Последние полстолетия диктатура сменяла диктатуру. Италия истекала кровью от междоусобных войн. Катастрофически росли роскошь немногих и всеобщая нищета... Разоряясь, квириты отвыкали от труда, и шайки деморализованных нищих наводняли дороги Италии. А за морем стонали под непосильными податями недавно завоеванные провинции. Там тлела ненависть, вспыхивали восстания... Казалось, и побежденные, и победители, схватив друг друга за горло, катятся в бездну. Мир погибал в угоду кучке ростовщиков. А сенаторы Рима, разделившись на "оптиматов" и "популяров", продолжали свою грызню.

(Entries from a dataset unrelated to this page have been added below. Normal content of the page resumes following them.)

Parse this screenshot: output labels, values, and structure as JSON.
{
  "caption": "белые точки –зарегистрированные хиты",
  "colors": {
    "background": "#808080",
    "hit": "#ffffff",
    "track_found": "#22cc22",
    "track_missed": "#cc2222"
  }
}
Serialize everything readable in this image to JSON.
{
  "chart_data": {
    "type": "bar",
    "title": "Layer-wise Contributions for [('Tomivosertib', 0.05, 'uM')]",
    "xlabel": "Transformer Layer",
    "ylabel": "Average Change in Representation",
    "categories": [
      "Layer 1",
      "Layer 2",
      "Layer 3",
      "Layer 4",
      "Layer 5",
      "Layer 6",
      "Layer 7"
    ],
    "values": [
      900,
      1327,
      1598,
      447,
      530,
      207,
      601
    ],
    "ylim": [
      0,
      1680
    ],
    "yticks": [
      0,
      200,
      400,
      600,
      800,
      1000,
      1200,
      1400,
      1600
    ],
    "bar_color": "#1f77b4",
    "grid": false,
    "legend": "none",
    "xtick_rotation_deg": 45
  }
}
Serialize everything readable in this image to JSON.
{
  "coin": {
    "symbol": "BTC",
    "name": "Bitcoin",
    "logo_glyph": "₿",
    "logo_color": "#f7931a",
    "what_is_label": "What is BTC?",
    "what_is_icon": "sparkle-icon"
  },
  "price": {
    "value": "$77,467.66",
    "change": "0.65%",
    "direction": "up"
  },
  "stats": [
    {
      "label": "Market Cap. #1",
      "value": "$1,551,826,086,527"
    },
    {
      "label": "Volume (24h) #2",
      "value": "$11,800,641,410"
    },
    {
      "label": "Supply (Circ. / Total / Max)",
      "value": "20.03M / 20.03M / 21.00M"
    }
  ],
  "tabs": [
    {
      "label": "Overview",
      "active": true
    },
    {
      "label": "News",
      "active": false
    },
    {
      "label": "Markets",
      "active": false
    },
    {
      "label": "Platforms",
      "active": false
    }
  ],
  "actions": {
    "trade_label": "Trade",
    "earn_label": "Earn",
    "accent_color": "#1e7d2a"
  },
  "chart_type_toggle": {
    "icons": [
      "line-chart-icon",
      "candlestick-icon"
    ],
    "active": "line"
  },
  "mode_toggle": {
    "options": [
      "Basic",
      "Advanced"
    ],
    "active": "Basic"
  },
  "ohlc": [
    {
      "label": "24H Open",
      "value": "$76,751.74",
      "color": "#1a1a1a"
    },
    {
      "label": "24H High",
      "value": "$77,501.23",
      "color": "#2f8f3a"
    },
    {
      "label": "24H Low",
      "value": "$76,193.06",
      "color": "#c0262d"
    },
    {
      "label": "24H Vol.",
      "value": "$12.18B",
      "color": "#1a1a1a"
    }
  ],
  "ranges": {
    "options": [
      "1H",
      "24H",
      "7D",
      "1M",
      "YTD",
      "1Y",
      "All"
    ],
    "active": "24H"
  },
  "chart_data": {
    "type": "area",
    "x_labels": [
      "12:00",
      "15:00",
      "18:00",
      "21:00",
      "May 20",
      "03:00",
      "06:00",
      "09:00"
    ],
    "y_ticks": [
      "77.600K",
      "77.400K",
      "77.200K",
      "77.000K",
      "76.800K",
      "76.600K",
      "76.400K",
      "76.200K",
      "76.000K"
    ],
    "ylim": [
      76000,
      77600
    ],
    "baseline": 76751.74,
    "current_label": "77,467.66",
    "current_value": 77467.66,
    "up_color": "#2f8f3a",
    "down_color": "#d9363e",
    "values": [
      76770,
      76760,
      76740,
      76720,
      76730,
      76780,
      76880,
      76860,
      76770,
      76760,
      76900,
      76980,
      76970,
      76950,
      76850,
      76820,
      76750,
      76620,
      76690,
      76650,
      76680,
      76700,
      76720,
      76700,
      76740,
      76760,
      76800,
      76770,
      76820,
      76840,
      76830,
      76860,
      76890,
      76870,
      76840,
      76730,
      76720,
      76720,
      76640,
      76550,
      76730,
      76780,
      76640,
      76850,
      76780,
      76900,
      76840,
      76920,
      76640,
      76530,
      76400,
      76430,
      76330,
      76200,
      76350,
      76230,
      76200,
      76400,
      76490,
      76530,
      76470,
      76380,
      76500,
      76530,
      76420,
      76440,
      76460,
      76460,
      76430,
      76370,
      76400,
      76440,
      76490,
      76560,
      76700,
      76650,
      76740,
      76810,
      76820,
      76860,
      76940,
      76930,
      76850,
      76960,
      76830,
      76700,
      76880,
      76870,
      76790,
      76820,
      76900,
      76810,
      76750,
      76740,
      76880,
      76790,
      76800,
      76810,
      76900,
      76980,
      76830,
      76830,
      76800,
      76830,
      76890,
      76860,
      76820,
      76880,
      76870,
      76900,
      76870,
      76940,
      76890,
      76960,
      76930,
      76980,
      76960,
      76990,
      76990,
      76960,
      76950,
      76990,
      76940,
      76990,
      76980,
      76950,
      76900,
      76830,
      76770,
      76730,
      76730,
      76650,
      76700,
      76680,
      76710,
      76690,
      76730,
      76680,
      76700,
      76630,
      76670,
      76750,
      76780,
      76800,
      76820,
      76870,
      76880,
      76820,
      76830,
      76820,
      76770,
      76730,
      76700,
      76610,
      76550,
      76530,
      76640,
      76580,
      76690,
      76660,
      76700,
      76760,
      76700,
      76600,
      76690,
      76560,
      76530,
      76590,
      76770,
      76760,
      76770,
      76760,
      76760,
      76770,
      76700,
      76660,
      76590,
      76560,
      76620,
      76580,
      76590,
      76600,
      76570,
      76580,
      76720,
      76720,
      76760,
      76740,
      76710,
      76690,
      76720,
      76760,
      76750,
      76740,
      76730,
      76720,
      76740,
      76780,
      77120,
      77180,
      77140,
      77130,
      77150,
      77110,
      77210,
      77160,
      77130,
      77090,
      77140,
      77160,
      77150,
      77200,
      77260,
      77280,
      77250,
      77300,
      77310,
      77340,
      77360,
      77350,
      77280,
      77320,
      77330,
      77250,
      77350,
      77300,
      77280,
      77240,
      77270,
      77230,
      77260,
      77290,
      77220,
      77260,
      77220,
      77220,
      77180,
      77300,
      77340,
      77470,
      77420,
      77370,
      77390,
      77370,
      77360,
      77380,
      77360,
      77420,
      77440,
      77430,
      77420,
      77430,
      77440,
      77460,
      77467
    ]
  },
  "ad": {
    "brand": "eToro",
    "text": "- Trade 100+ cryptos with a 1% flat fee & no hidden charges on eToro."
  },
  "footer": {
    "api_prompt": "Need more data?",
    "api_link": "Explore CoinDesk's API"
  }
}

"Оптиматы — лучшие люди". Цезарь невесело усмехнулся. Горстка полунищих, погрязших в долгах патрициев и недавно разбогатевшие денежные мешки в своем тупоумии гордо именовали себя "оптиматами".
Одряхлевшая Республика Рима нуждается в коренном преобразовании.
Как некогда Марий превратил племена Италии из данников Рима в римских граждан, так и теперь жизнь требовала превратить все завоеванные Римом земли в единое многоплеменное государство, где каждый, будь то грек, италик, галл или нумидиец, египтянин или понтиец, мог дышать свободно и засыпать без страха.
Цезарь еще раз пробежал глазами записи. Потом взял стилос и бережно вымя на покрытой воском дощечке: "Сегодня Октавиан впервые улыбнулся мне. Он уже узнает нас всех".
Такое удивительно крошечное существо. В нем больше смысла, чем во всей этой мышиной возне в Сенате. Здесь, в тихом старом доме, в уютной теплой комнате, чуть слышно поскрипывает колыбель, древняя, баюкающая не одно поколение Юлией, а в колыбели спит бессмертие Рима — дитя! Маленький, мудрый человек. Он спит и растет.
Ребенок в первые дни жизни был так слаб, что не мог брать грудь. Атия сдаивала молоко. Цезарь попеременно с сестрой проводил ночи без сна у колыбельки и каждый раз, когда песочные часы опустошали свой флакон, вливал в полуоткрытый, посиневший ротик несколько капель материнского молока. И Октавиан оставался жив.
VIII
Задержанный на фьезоланской дороге[16] гонец показал в курии, что он послан к Гаю Манлию, соратнику Катилины. Тот, кто послал его, велел на словах обещать повстанцам всемерную помощь. Золото предназначалось вождям заговора для вербовки сторонников. Это был дар благородного Марка Лициния Красса его друзьям.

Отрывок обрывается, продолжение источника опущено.